A second Town Hall that focused on changing the threshold for the quorum required to amend OVA’s bylaws from the originally proposed 25 percent to 40 percent continued to draw some opposition from residents who participated online November 10.
Describing the bylaws as “old and creaky,” Tom Kendrick, vice president of the OVA board, acknowledged the issue has proven to be a much bigger debate than the Board thought it would be. Prompted by feedback from the first Town Hall, the change would require at least 1280 OVA members to participate in a community wide election compared to 1600 under the existing bylaws. It would also apply to amendments to the Association’s CC&Rs.
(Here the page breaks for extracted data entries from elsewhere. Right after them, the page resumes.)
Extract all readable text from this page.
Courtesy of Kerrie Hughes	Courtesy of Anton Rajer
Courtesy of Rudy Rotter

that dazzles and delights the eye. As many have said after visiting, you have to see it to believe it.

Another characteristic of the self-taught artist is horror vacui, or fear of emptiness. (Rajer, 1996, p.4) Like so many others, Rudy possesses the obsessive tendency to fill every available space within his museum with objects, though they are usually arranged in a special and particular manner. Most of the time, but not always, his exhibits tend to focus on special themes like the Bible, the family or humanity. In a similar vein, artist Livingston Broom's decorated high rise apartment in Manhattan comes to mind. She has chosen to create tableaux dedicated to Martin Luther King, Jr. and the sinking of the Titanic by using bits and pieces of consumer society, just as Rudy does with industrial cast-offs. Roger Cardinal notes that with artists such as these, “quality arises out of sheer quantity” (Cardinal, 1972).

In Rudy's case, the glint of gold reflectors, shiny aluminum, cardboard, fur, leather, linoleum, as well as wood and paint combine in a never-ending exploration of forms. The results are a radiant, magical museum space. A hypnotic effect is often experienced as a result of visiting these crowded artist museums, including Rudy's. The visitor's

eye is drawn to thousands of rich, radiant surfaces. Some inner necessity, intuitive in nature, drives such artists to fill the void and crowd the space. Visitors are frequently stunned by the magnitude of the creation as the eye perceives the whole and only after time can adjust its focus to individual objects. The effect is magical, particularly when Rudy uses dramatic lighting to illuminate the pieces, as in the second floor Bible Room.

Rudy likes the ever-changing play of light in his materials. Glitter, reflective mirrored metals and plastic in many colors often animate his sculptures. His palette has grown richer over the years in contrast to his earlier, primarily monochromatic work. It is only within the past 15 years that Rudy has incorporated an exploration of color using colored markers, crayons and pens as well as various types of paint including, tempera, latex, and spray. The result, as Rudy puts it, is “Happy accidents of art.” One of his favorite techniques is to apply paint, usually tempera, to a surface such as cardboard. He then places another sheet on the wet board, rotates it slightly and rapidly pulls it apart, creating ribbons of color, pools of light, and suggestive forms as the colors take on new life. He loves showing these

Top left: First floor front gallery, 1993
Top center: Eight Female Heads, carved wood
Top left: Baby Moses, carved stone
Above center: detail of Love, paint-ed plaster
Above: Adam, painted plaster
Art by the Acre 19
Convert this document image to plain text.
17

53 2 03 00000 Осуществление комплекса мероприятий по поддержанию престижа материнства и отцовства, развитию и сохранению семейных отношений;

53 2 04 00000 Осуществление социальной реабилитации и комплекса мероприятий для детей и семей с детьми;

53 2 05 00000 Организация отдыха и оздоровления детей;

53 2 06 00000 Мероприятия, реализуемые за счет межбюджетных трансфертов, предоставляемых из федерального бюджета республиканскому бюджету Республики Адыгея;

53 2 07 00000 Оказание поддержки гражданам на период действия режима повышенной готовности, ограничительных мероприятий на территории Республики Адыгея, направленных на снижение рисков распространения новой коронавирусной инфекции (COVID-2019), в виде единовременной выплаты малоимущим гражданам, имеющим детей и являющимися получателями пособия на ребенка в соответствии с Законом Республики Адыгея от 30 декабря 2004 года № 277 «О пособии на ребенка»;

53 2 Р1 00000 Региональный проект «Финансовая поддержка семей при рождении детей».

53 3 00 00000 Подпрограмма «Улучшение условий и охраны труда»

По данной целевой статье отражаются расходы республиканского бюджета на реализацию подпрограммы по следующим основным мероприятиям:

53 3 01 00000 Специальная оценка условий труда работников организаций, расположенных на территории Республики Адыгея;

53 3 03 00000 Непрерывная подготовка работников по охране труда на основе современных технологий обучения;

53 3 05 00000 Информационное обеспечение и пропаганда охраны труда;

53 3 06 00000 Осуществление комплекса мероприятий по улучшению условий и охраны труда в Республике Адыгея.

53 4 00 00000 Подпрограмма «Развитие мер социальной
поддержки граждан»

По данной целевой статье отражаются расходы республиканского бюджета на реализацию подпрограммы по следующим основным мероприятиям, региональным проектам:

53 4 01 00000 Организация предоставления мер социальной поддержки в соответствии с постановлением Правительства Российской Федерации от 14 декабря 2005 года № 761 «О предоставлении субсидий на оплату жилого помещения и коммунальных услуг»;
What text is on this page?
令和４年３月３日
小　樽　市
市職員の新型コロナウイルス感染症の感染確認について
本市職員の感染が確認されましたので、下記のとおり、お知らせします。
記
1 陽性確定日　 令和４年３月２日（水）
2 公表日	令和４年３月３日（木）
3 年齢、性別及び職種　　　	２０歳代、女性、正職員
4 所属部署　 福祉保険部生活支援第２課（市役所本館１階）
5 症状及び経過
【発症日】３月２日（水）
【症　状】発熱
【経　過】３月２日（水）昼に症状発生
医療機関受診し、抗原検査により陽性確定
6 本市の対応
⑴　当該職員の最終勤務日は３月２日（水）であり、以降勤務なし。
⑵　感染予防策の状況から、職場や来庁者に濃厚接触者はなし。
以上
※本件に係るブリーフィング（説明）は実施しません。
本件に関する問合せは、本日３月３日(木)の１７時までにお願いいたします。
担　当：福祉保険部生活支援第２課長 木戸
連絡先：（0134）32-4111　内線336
Underscoring the higher requirement is a steep climb, Kendrick noted the current bylaws are dated and inconsistent with state law. As examples, he cited the Davis-Stirling Act which invalidates the process for special assessments and dues changes spelled out in the current bylaws and SB 323 which removes restrictions on terms limits on an HOA board member.
The board has not yet set a date for a vote on changing the quorum requirement for bylaws and CC&R changes.
Among those commenting in Open Forum was Hank Kelty who criticized the lack of transparency on the issue while acknowledging the 40 percent quorum is not unreasonable. Describing the move is more than negligible, Don McPherson said he objects to using a simple majority as a standard for approval.
“It’s better to have a 10 percent margin,” McPherson said. “When majorities produce close votes, it is unstable.” He cited the U.S. Senate rules change for approving Supreme Court justices and the Oakmont vote on pickleball. His view was supported by Bruce Bonn who argued for a 55 percent super majority.
“It’s a fairness issue,” said Kenrick, arguing requiring a super majority puts minorities in charge which is not a desirable outcome.
Announcing he had enough information to cast a vote, Sohrab Dorabji added he rejects the characterization by a minority who believe members leave their intelligence and their integrity behind when they serve on a board.
Sandra Sebastian opined that she believes most people are worried about dues changes which Kendrick noted is a decisioning part of the Board’s responsibility except when an increase exceeds 20 percent when state law takes precedence.